La route bordée de voitures filmée de l’autre côté. A l’arrière-plan, vue dégagée sur la plaine.
La route du Col du Donon, deux grandes fermes vosgiennes de part et d’autre.
Des bâtons de ski plantés dans la neige en bord de route, à côté des voitures garées.
Un homme descend une pente à ski à toute vitesse. Travelling gauche sur la piste remplie de skieurs.
Deux enfants descendent en levant les bras. Chute à ski. Une dame assise sur une luge, deux garçons debout derrière elle. Un homme passe, puis une femme en chasse-neige assez instable sur les skis. Un autre homme en chasse-neige. Un couple descend à deux la pente. Chute.
Un enfant tire une luge sur un chemin. Sur un autre chemin, deux enfants sur la luge et un homme marche derrière. La piste de ski à l’arrière-plan.
Sur un chemin de forêt, un enfant tire un autre sur une luge, suivi de la maman.
Un enfant au béret noir marche dans la neige.
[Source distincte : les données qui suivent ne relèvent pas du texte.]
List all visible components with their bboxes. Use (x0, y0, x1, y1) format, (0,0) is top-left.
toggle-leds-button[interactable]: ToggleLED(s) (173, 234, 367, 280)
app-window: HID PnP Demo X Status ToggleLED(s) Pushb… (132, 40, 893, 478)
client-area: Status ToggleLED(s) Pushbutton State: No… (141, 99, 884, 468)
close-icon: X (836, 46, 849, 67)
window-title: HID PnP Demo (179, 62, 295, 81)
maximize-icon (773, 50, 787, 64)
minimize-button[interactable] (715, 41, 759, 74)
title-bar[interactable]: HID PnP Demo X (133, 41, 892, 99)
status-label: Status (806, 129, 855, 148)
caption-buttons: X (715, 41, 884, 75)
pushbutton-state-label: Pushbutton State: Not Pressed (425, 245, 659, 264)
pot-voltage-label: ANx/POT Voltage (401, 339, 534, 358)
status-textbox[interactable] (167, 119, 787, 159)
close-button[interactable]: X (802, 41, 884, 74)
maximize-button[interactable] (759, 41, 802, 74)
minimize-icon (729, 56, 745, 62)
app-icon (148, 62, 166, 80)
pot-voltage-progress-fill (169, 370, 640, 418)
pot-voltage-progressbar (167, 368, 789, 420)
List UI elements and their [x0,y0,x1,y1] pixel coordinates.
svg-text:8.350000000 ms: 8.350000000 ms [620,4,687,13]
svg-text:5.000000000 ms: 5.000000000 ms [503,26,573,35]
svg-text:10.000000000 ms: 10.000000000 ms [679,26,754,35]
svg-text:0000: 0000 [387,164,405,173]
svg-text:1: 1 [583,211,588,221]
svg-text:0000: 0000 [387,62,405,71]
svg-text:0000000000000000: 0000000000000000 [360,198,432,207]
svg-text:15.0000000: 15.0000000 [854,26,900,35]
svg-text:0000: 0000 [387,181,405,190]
Un homme à ski remontant une pente.
Contexte et analyse
L’histoire des sports d’hiver, particulièrement celle du ski, commence dans la deuxième partie du XIXe siècle, au moment où d’anciennes pratiques physiques utilitaires se constituent en loisirs dans les classes bourgeoises - la notion de sport moderne apparaît alors – et où la montagne devient un espace de promenade. Mode de déplacement utilisé depuis longtemps dans les pays scandinaves, le ski est introduit en France dans les années 1890 par des explorateurs ayant voyagé dans le grand Nord. Au début, c'est une affaire de randonneurs passionnés qui gravissent les premiers sommets enneigés. En parallèle, l’intérêt des armées pour ce nouveau mode de déplacement, en particulier pour la surveillance des frontières, contribue à faire connaître la pratique en France. Les premières stations de ski françaises ouvrent au début du XXe siècle, à l’exemple de Chamonix en 1908. En Alsace, qui est alors allemande, le ski prend son essor plus tôt en raison de l’influence de la Forêt-Noire où la pratique arrive de façon précoce en Europe. Dès les années 1890, des précurseurs allemands fondent des clubs et dispensent des cours, comme le Ski Club Todtnau en 1891 ou le Ski Club Forêt-Noire à Fribourg-en-Brisgau en 1895. Le premier Ski Club alsacien est fondé en 1896 à Strasbourg en tant que section du Club Vosgien, d’autres sociétés sportives sont ensuite créées à Colmar et à Mulhouse. Les skieurs des origines sont des citadins aisés et sportifs qui suivent ce « mouvement vers la montagne », favorisé par le développement du réseau de chemin de fer. Mais d’autres activités hivernales, présentes bien avant le développement du ski dans la région, sont pratiquées par de nombreux Alsaciens et connaissent un essor touristique comparable à celui du ski au début du XXe siècle. On peut citer le patin à glace, le bobsleigh ou encore la luge, dont la pratique est documentée dans le film. Ce dernier est composé de deux parties clairement distinctes. L’opérateur documente tout d’abord le lieu dans lequel la famille a choisi de passer la journée d’hiver, la station du col du Donon, puis il filme ses enfants qui s’adonnent à la luge. Cette séparation assez nette s’explique certainement par le fait que les Breesé ne pratiquaient pas le ski.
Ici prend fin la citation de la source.